Civilian volunteers attend a training camp of the Ukrainian Territorial Defense Forces on Monday in Brovary, northeast of Kyiv, Ukraine. Credit: Felipe Dana / AP

U.S. Rep. Chellie Pingree said more humanitarian and military assistance will be needed for Ukraine as Russia’s invasion of the country has stretched on nearly a month despite mounting destruction and civilian and military casualties.

Pingree, a Democrat, spoke with the Bangor Daily News via Zoom on Monday afternoon from Romania, where she had traveled with five other U.S. representatives after visiting Poland over the weekend. Her comments reflect the continued bipartisan support for Ukraine among U.S. lawmakers as NATO leaders are expected to convene for a summit on the issue later this week.

The $13.6 billion for Ukraine that passed Congress last week may be just a “down payment” on the assistance ultimately needed for the country, Pingree said, pointing to the need for humanitarian aid, such as food and water, as well as military and defense systems.

Ukrainian President Volodymyr Zelenskyy called for increased military assistance from the West, including a no-fly zone, in a speech last week before Congress. The U.S. and its allies have repeatedly rejected that request, however, citing the need to avoid direct confrontation with Russia.

An attempt by Poland to send Soviet-era fighter jets to Ukraine via a NATO base in Germany was scrapped earlier this month after U.S. officials raised concerns. The transfer of planes could be a subject of high-level talks when President Joe Biden visits Poland later this week, Pingree said. But she said most Ukrainian weapons requests were being met despite logistical challenges — albeit with less fanfare.

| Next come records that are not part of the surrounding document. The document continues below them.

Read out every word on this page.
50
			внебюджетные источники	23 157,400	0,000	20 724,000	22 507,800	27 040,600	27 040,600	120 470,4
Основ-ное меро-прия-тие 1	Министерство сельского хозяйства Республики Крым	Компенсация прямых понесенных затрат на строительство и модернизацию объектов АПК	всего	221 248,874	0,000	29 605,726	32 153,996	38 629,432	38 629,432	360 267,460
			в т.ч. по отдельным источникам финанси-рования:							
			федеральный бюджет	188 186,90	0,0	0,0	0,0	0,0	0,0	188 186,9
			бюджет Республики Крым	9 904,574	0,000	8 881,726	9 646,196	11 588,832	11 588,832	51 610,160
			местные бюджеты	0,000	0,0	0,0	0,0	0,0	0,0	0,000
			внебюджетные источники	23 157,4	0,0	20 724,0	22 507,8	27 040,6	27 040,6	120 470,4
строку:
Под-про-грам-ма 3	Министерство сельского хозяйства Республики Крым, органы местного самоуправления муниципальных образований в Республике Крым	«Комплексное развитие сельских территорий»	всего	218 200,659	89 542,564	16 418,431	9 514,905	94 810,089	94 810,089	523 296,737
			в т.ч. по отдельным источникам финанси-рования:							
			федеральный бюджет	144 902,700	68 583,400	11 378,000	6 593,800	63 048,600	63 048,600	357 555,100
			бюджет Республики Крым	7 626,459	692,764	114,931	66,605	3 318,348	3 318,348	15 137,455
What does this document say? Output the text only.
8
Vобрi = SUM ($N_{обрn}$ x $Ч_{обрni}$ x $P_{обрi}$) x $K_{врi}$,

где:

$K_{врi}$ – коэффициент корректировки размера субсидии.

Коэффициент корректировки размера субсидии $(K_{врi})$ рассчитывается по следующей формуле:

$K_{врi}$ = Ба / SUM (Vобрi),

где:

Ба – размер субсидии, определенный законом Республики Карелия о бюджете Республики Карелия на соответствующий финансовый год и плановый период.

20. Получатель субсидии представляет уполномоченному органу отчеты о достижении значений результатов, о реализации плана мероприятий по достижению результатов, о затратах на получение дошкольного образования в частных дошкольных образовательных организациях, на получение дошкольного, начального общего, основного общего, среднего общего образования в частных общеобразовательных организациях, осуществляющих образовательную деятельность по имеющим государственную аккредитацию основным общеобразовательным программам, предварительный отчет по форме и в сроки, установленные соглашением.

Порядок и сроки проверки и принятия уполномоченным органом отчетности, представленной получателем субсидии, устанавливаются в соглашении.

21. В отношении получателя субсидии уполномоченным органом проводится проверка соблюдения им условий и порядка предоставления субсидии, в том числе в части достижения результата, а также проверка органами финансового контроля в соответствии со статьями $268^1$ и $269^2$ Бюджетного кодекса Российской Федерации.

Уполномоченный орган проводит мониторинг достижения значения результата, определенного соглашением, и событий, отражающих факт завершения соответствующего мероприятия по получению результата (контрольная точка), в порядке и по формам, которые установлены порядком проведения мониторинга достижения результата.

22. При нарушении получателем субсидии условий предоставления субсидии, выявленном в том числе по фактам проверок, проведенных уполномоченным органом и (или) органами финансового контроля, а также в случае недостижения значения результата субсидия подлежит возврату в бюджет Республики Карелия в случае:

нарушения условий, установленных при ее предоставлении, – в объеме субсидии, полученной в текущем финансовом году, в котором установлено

“We all want to tell people, ‘Yeah, tomorrow we’re sending in 23 stingers and next week there will be the javelins,’” she said. “Part of moving weapons strategically is not explaining to everybody what you’re doing.”

Despite the “amazing” effort by the Ukrainian military, Pingree noted Russia has shown little sign of relenting in its attack and warned of ongoing challenges for U.S. aid groups and nonprofits looking to provide basic humanitarian assistance to war-torn parts of the country.

She and other members of the congressional group visited the Polish town of Przemyśl near the border with Ukraine, which Pingree said highlighted the danger posed to everyday civilians. The refugees passing through there represent just a small share of the perhaps 10 million Ukrainian people who have been displaced by the war so far.

“We have to do more and we have to do it as fast as we possibly can,” she said.